Читать интересную книгу Самостоятельные люди. Исландский колокол - Халлдор Лакснесс

Шрифт:

-
+

Интервал:

-
+

Закладка:

Сделать
1 ... 77 78 79 80 81 82 83 84 85 ... 194

Мальчик ничего не ответил.

— Я повезу тебя во Фьорд завтра вечером, — продолжал отец. — Конечно, если ты и сам этого хочешь.

— Хочешь ехать?

— Да, — сказал мальчик и заплакал.

— А! — отозвался отец и начал подниматься. — Ну, значит, так. Я спрашиваю потому, что, по-моему, надо делать только то, что самому кажется правильным. — Он поднялся и прибавил: — Верь только наполовину тому, что тебе говорят, — не прогадаешь. Остальное выбрось из головы. Если будешь делать то, что сам считаешь правильным, — не прогадаешь.

Когда отец и сын пришли домой, все уже улеглись спать. Маленький Нонни молча разделся и улегся рядом с бабушкой.

Он перестал плакать. С болота доносилось птичье пение. А может быть, это было эхо птичьего пения, — оно звучало в его душе и не желало умолкать в эту тихую, короткую весеннюю ночь. То были звуки, которых никогда не забывала его душа, как бы далеко он ни уезжал и как бы роскошны ни были залы, где его принимали, — пение исландских птиц на болоте в короткую весеннюю ночь.

Да, после суровой зимы на пустошь нисходит мягкая, нежная, чудесная в своей сдержанности весна. И перед взорами мальчика открываются новые страны, которые поднимаются из моря подобно девам, моющим свои драгоценные раковины и яркие кораллы при первом свете летнего солнца; или старые страны, сплошь покрытые благоухающими садами; белоснежные города, простирающие свои объятия к зеленой глади моря; шумящие леса Калифорнии, позлащенные солнцем пальмовые аллеи на берегах Средиземного моря; река Миссисипи с ее берегами, где олень и пантера ищут пристанище в девственных лесах. А он — он должен петь для всего мира.

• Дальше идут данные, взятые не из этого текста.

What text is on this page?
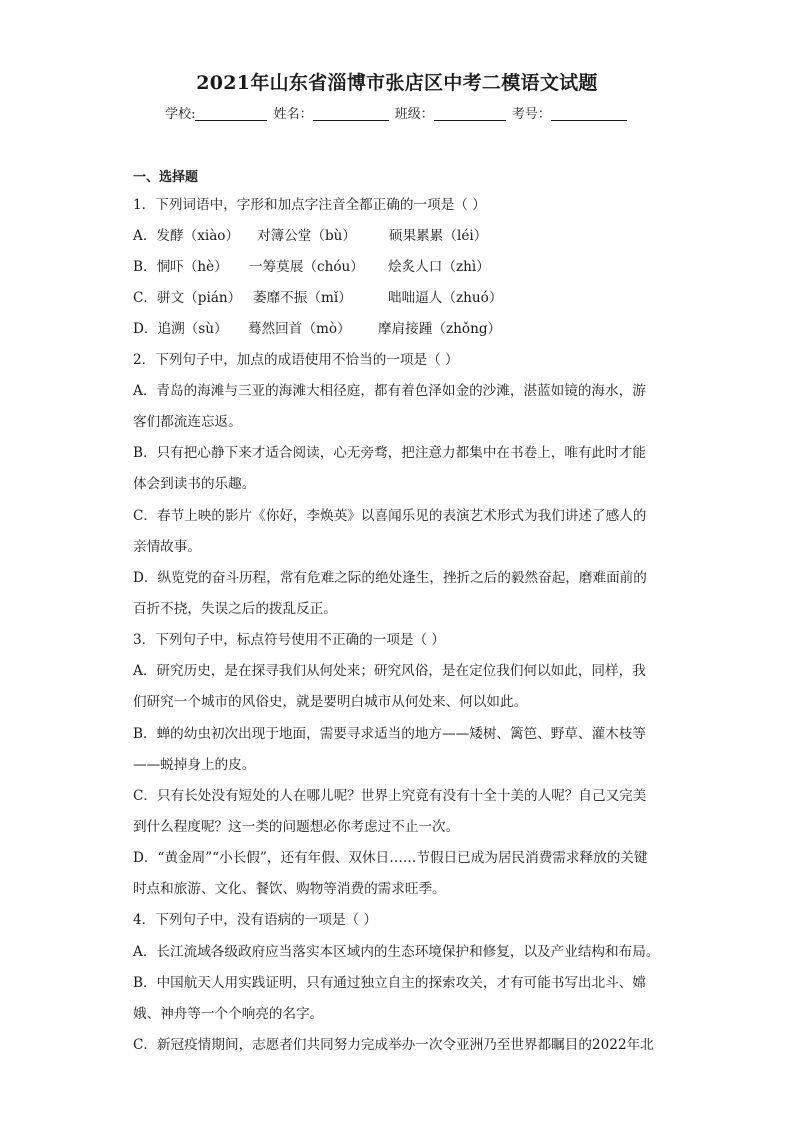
2021年山东省淄博市张店区中考二模语文试题
学校:	姓名：	班级：	考号：
一、选择题
1．下列词语中，字形和加点字注音全都正确的一项是（ ）
A．发酵（xiào） 对簿公堂（bù） 硕果累累（léi）
B．恫吓（hè） 一筹莫展（chóu） 烩炙人口（zhì）
C．骈文（pián） 萎靡不振（mǐ）	咄咄逼人（zhuó）
D．追溯（sù） 蓦然回首（mò） 摩肩接踵（zhǒng）
2．下列句子中，加点的成语使用不恰当的一项是（ ）
A．青岛的海滩与三亚的海滩大相径庭，都有着色泽如金的沙滩，湛蓝如镜的海水，游
客们都流连忘返。
B．只有把心静下来才适合阅读，心无旁骛，把注意力都集中在书卷上，唯有此时才能
体会到读书的乐趣。
C．春节上映的影片《你好，李焕英》以喜闻乐见的表演艺术形式为我们讲述了感人的
亲情故事。
D．纵览党的奋斗历程，常有危难之际的绝处逢生，挫折之后的毅然奋起，磨难面前的
百折不挠，失误之后的拨乱反正。
3．下列句子中，标点符号使用不正确的一项是（ ）
A．研究历史，是在探寻我们从何处来；研究风俗，是在定位我们何以如此，同样，我
们研究一个城市的风俗史，就是要明白城市从何处来、何以如此。
B．蝉的幼虫初次出现于地面，需要寻求适当的地方——矮树、篱笆、野草、灌木枝等
——蜕掉身上的皮。
C．只有长处没有短处的人在哪儿呢？世界上究竟有没有十全十美的人呢？自己又完美
到什么程度呢？这一类的问题想必你考虑过不止一次。
D．“黄金周”“小长假”，还有年假、双休日……节假日已成为居民消费需求释放的关键
时点和旅游、文化、餐饮、购物等消费的需求旺季。
4．下列句子中，没有语病的一项是（ ）
A．长江流域各级政府应当落实本区域内的生态环境保护和修复，以及产业结构和布局。
B．中国航天人用实践证明，只有通过独立自主的探索攻关，才有可能书写出北斗、嫦
娥、神舟等一个个响亮的名字。
C．新冠疫情期间，志愿者们共同努力完成举办一次令亚洲乃至世界都瞩目的2022年北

Разве не счастье, разве не высшее счастье лежать здесь под крошечным окном, в бабушкиной кровати, и видеть безграничные просторы, для которых он был рожден? Нет, в душе его было спокойствие — спокойствие весенней ночи, ее тишина. Но он не мог спать. Ему казалось, что ему уже никогда не захочется спать, будто вся его жизнь отныне будет бесконечной весенней ночью — после тех ужасных бурь, которые ему, такому юному, уже пришлось пережить. Прошли те дни, когда ему говорили, что за горой нет никаких стран; прошли те ночи, когда кастрюли и сковороды на полках и в шкафу произносили речи, чтобы прогнать скуку и пустоту жизни; когда звуки могучего отцовского храпа вызывали у него представление о странствиях по чужим мирам сквозь бесконечное пространство и неизмеримое время. О каких странствиях? Это он, он сам, отправляется странствовать.

Он не мог даже подумать о том, чтобы сомкнуть глаза. Ему хотелось смотреть на потолок, на тот сучок в дереве, который представлялся ему человеком, хотя и одноглазым. Он шел все дальше — сделал этот сучок своим родственником; и вот этот родственник прислал ему денег… Значит, все сбывается. Все, что человек создает в своем воображении, превращается в действительность. И в один прекрасный день ты оказываешься во власти этой действительности, которую ты когда-то создал, и тоскуешь по тем дням, когда этой действительности не было, не было почти ничего, кроме праздных домыслов вокруг сучка на потолке. Глаза Нонни уже в эту первую ночь были грустными. «Мама», — подумал он. И она встала в его воображении — она, которая была выше и лучше всех. Он вспомнил ее вздохи, отзывавшиеся болью в его груди, — и боль отныне будет сопровождать его всю жизнь и будет звучать в каждой его песне. В каких бы лесах и чудесных краях он ни был, он никогда ее не забудет, не забудет тех дней, когда кочки на болоте казались такими высокими, что врастали в небеса. Нет, не забудет. Ему казалось, что он смотрит назад, с вершин какой-то неправдоподобной жизни, через моря и страны, через годы и века и вновь видит перед собой эту маленькую теплую комнату, где он прислушивался к стонам матери в ночном мраке и думал: спит она или не спит? В лесах чужих стран встанет перед ним эта маленькая комната.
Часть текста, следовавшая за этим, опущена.